Quinta, 11 Março 2021 18:20
JURÍDICO EM AÇÃO

Bradesco sofre mais duas derrotas judiciais por descumprir acordo de não demitir na pandemia

Cláudia Regina Salles Pereira, funcionária do Bradesco, comemorou a sua reintegração, em mais uma vitória do Sindicato na defesa dos empregos da categoria Cláudia Regina Salles Pereira, funcionária do Bradesco, comemorou a sua reintegração, em mais uma vitória do Sindicato na defesa dos empregos da categoria

Carlos Vasconcellos

Imprensa SeebRio

 

O Departamento Jurídico do Sindicato conseguiu mais duas reintegrações no Bradesco. Em ambas a decisões, prevaleceu o fato de o banco não ter cumprido o acordo público feito com a categoria de não demitir trabalhadores durante a pandemia.  A justificativa tem sido um argumento vitorioso pelo corpo jurídico da entidade sindical.

A primeira beneficiada foi Cláudia Regina Salles Pereira, que conseguiu a antecipação de tutela pela anulação da dispensa solicitada pela advogada do Sindicato, Natália Miranda.

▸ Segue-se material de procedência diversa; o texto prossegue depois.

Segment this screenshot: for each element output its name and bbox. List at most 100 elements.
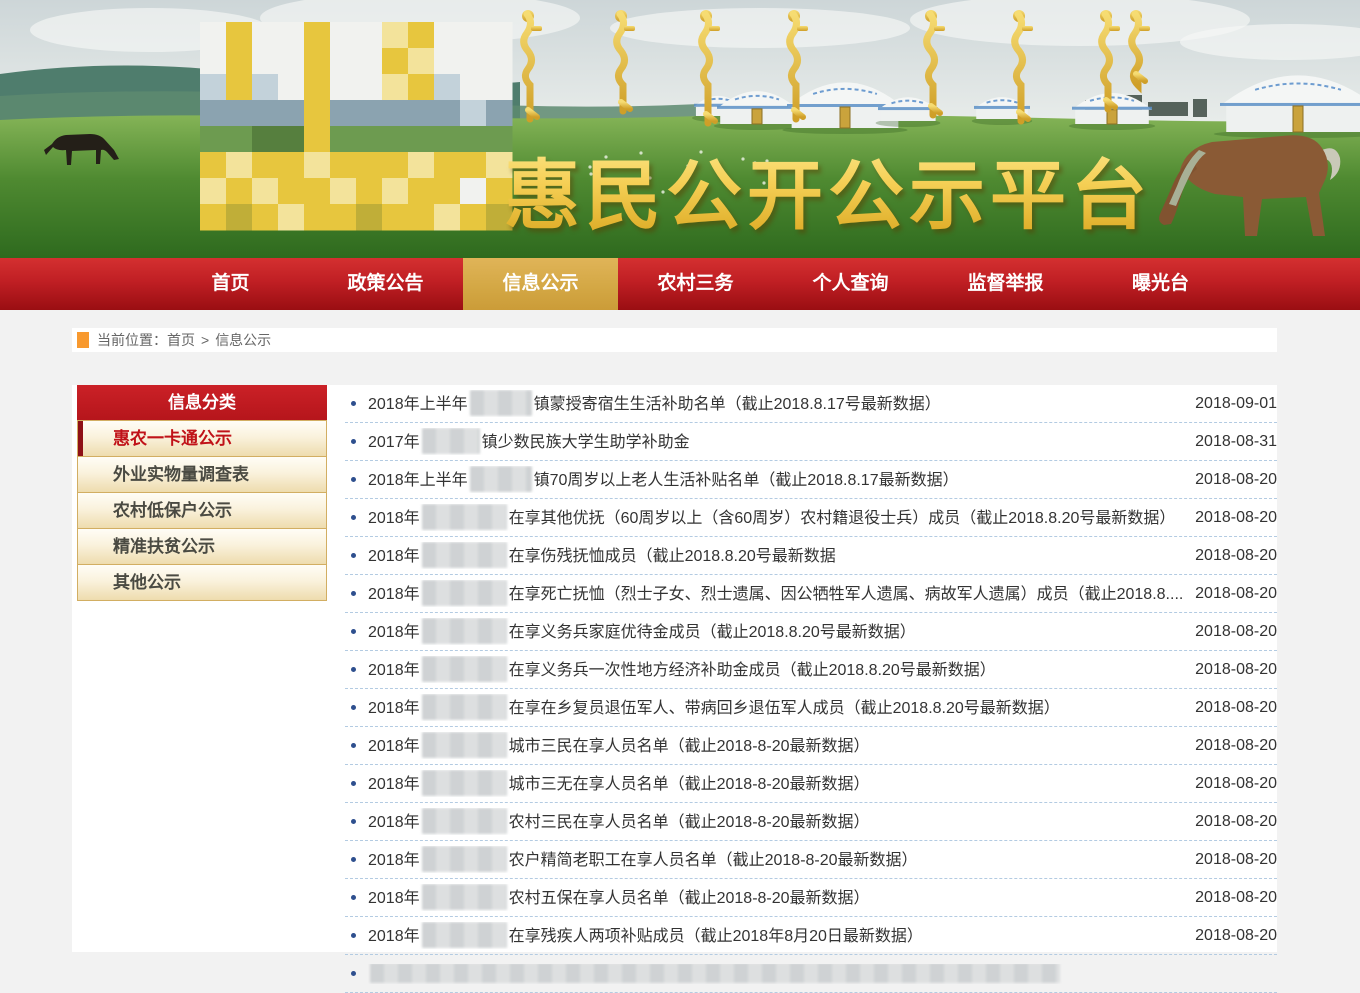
list-item[interactable]: 2018年在享其他优抚（60周岁以上（含60周岁）农村籍退役士兵）成员（截止20…	[345, 499, 1277, 537]
bullet-icon	[351, 895, 356, 900]
list-item-title: 2018年农户精简老职工在享人员名单（截止2018-8-20最新数据）	[368, 846, 1183, 874]
nav-tab-exposure-platform[interactable]: 曝光台	[1083, 258, 1238, 310]
list-item-date: 2018-08-20	[1195, 585, 1277, 603]
list-item-title: 2018年农村三民在享人员名单（截止2018-8-20最新数据）	[368, 808, 1183, 836]
nav-tab-personal-query[interactable]: 个人查询	[773, 258, 928, 310]
nav-tab-home[interactable]: 首页	[153, 258, 308, 310]
breadcrumb-label: 当前位置：	[97, 330, 167, 350]
sidebar-item-huinong-card-disclosure[interactable]: 惠农一卡通公示	[77, 420, 327, 457]
list-item-date: 2018-08-20	[1195, 699, 1277, 717]
list-item-title: 2018年城市三民在享人员名单（截止2018-8-20最新数据）	[368, 732, 1183, 760]
nav-tab-supervision-report[interactable]: 监督举报	[928, 258, 1083, 310]
list-item[interactable]: 2018年上半年镇蒙授寄宿生生活补助名单（截止2018.8.17号最新数据） 20…	[345, 385, 1277, 423]
list-item-date: 2018-08-31	[1195, 433, 1277, 451]
breadcrumb-home-link[interactable]: 首页	[167, 330, 195, 350]
bullet-icon	[351, 477, 356, 482]
bullet-icon	[351, 553, 356, 558]
bullet-icon	[351, 781, 356, 786]
censored-town-name	[422, 428, 480, 454]
list-item-date: 2018-08-20	[1195, 737, 1277, 755]
bullet-icon	[351, 857, 356, 862]
nav-tab-rural-three-affairs[interactable]: 农村三务	[618, 258, 773, 310]
list-item-title: 2018年农村五保在享人员名单（截止2018-8-20最新数据）	[368, 884, 1183, 912]
bullet-icon	[351, 439, 356, 444]
list-item-date: 2018-08-20	[1195, 889, 1277, 907]
list-item-title	[368, 964, 1265, 984]
nav-tab-policy-announcements[interactable]: 政策公告	[308, 258, 463, 310]
list-item-date: 2018-08-20	[1195, 813, 1277, 831]
bullet-icon	[351, 515, 356, 520]
list-item-title: 2018年上半年镇70周岁以上老人生活补贴名单（截止2018.8.17最新数据）	[368, 466, 1183, 494]
sidebar-header: 信息分类	[77, 385, 327, 421]
banner-title: 惠民公开公示平台	[504, 134, 1152, 244]
sidebar-item-targeted-poverty-disclosure[interactable]: 精准扶贫公示	[77, 528, 327, 565]
site-banner: 惠民公开公示平台	[0, 0, 1360, 258]
list-item[interactable]: 2018年农村三民在享人员名单（截止2018-8-20最新数据） 2018-08-…	[345, 803, 1277, 841]
bullet-icon	[351, 933, 356, 938]
sidebar-item-other-disclosure[interactable]: 其他公示	[77, 564, 327, 601]
censored-town-name	[422, 808, 507, 834]
censored-town-name	[422, 846, 507, 872]
list-item[interactable]: 2018年在享死亡抚恤（烈士子女、烈士遗属、因公牺牲军人遗属、病故军人遗属）成员…	[345, 575, 1277, 613]
list-item[interactable]: 2018年在享义务兵一次性地方经济补助金成员（截止2018.8.20号最新数据）…	[345, 651, 1277, 689]
list-item-title: 2018年在享残疾人两项补贴成员（截止2018年8月20日最新数据）	[368, 922, 1183, 950]
sidebar-item-field-survey-table[interactable]: 外业实物量调查表	[77, 456, 327, 493]
list-item[interactable]: 2018年在享义务兵家庭优待金成员（截止2018.8.20号最新数据） 2018-…	[345, 613, 1277, 651]
bullet-icon	[351, 971, 356, 976]
list-item[interactable]: 2018年上半年镇70周岁以上老人生活补贴名单（截止2018.8.17最新数据）…	[345, 461, 1277, 499]
censored-town-name	[470, 390, 532, 416]
sidebar-items: 惠农一卡通公示外业实物量调查表农村低保户公示精准扶贫公示其他公示	[77, 420, 327, 601]
list-item[interactable]: 2018年农村五保在享人员名单（截止2018-8-20最新数据） 2018-08-…	[345, 879, 1277, 917]
bullet-icon	[351, 705, 356, 710]
list-item-title: 2018年在享义务兵一次性地方经济补助金成员（截止2018.8.20号最新数据）	[368, 656, 1183, 684]
bullet-icon	[351, 591, 356, 596]
censored-partial-row	[370, 964, 1060, 983]
list-item-date: 2018-08-20	[1195, 623, 1277, 641]
censored-town-name	[422, 504, 507, 530]
nav-tab-information-disclosure[interactable]: 信息公示	[463, 258, 618, 310]
breadcrumb: 当前位置： 首页 > 信息公示	[72, 328, 1277, 352]
censored-town-name	[422, 542, 507, 568]
list-item-title: 2018年在享死亡抚恤（烈士子女、烈士遗属、因公牺牲军人遗属、病故军人遗属）成员…	[368, 580, 1183, 608]
censored-town-name	[422, 694, 507, 720]
announcement-list: 2018年上半年镇蒙授寄宿生生活补助名单（截止2018.8.17号最新数据） 20…	[345, 385, 1277, 993]
nav-tabs: 首页政策公告信息公示农村三务个人查询监督举报曝光台	[153, 258, 1360, 310]
censored-town-name	[422, 884, 507, 910]
bullet-icon	[351, 819, 356, 824]
list-item-title: 2018年在享义务兵家庭优待金成员（截止2018.8.20号最新数据）	[368, 618, 1183, 646]
list-item[interactable]: 2018年在享残疾人两项补贴成员（截止2018年8月20日最新数据）2018-0…	[345, 917, 1277, 955]
list-item[interactable]: 2017年镇少数民族大学生助学补助金 2018-08-31	[345, 423, 1277, 461]
bullet-icon	[351, 667, 356, 672]
sidebar: 信息分类 惠农一卡通公示外业实物量调查表农村低保户公示精准扶贫公示其他公示	[77, 385, 327, 601]
censored-town-name	[470, 466, 532, 492]
list-item-title: 2018年在享在乡复员退伍军人、带病回乡退伍军人成员（截止2018.8.20号最…	[368, 694, 1183, 722]
bullet-icon	[351, 629, 356, 634]
censored-town-name	[422, 618, 507, 644]
list-item-title: 2017年镇少数民族大学生助学补助金	[368, 428, 1183, 456]
list-item-date: 2018-08-20	[1195, 547, 1277, 565]
breadcrumb-separator: >	[201, 332, 209, 348]
list-item-title: 2018年上半年镇蒙授寄宿生生活补助名单（截止2018.8.17号最新数据）	[368, 390, 1183, 418]
list-item[interactable]: 2018年农户精简老职工在享人员名单（截止2018-8-20最新数据）2018-…	[345, 841, 1277, 879]
sidebar-item-rural-subsistence-disclosure[interactable]: 农村低保户公示	[77, 492, 327, 529]
list-item-date: 2018-09-01	[1195, 395, 1277, 413]
list-item[interactable]: 2018年城市三民在享人员名单（截止2018-8-20最新数据） 2018-08-…	[345, 727, 1277, 765]
list-item[interactable]: 2018年城市三无在享人员名单（截止2018-8-20最新数据）2018-08-…	[345, 765, 1277, 803]
list-item[interactable]	[345, 955, 1277, 993]
content-area: 信息分类 惠农一卡通公示外业实物量调查表农村低保户公示精准扶贫公示其他公示 20…	[72, 385, 1277, 952]
censored-town-name	[422, 580, 507, 606]
list-item-title: 2018年在享伤残抚恤成员（截止2018.8.20号最新数据	[368, 542, 1183, 570]
breadcrumb-marker-icon	[77, 332, 89, 348]
list-item[interactable]: 2018年在享在乡复员退伍军人、带病回乡退伍军人成员（截止2018.8.20号最…	[345, 689, 1277, 727]
censored-town-name	[422, 656, 507, 682]
list-item-date: 2018-08-20	[1195, 775, 1277, 793]
list-item[interactable]: 2018年在享伤残抚恤成员（截止2018.8.20号最新数据 2018-08-20	[345, 537, 1277, 575]
censored-town-name	[422, 732, 507, 758]
main-nav: 首页政策公告信息公示农村三务个人查询监督举报曝光台	[0, 258, 1360, 310]
list-item-date: 2018-08-20	[1195, 509, 1277, 527]
censored-site-name-mosaic	[200, 22, 513, 231]
bullet-icon	[351, 401, 356, 406]
list-item-title: 2018年在享其他优抚（60周岁以上（含60周岁）农村籍退役士兵）成员（截止20…	[368, 504, 1183, 532]
list-item-date: 2018-08-20	[1195, 661, 1277, 679]
bullet-icon	[351, 743, 356, 748]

A decisão, além de reestabelecer o emprego, garante todos os direitos trabalhistas e ganhos salariais para a bancária, bem como o plano de saúde.

Em sua decisão, o magistrado destaca que o acordo do banco com a categoria de não demitir na pandemia não estabelece prazo e que é notório que a crise sanitária se agravou.

Boa fé maculada

O outro reintegrado do Bradesco é Robson Fazzolato Barbosa que teve a liminar solicitada pela advogado do Sindicato, Marcelo Luís Pacheco Coutinho atendida pelo desembargador Ângelo Galvão Zamorano, determinando a reintegração imediata do empregado, bem como a garantia de todos os direitos trabalhistas. Mais uma vez, o magistrado levou em consideração o descumprimento do acordo de não demissão durante a pandemia, que foi assumido publicamente pelos bancos com os bancários.

“Dispensar um trabalhador em plena pandemia, num contexto de desemprego altíssimo e de crescimento dos casos de manutenção dos postos de trabalho durante o estado de crise que vivenciamos, é conduta que macula a boa-fé” e “se divorcia do princípio da dignidade da pessoa humana”, justificou o desembargador. Considerou ainda a dispensa “discriminatória, já que o banco manteve ativos os contratos de trabalho de outros empregados”.

A ajuda financeira que os bancos receberam do Banco Central no Governo Bolsonaro, de R$1,2 trilhão também foi destacada na decisão, mostrando que o setor é altamente lucrativo e ainda teve ajuda governamental, não havendo justificativas para demitir.

“Tenho orgulho do trabalho de nossos advogados e funcionários que tem garantido o emprego de dezenas de bancários demitidos irregularmente e sem qualquer justificativa plausível, visto que o setor que mais ganha dinheiro neste país há pelo menos 40 anos”, disse a diretora do Jurídico do Sindicato, Cleyde Magno.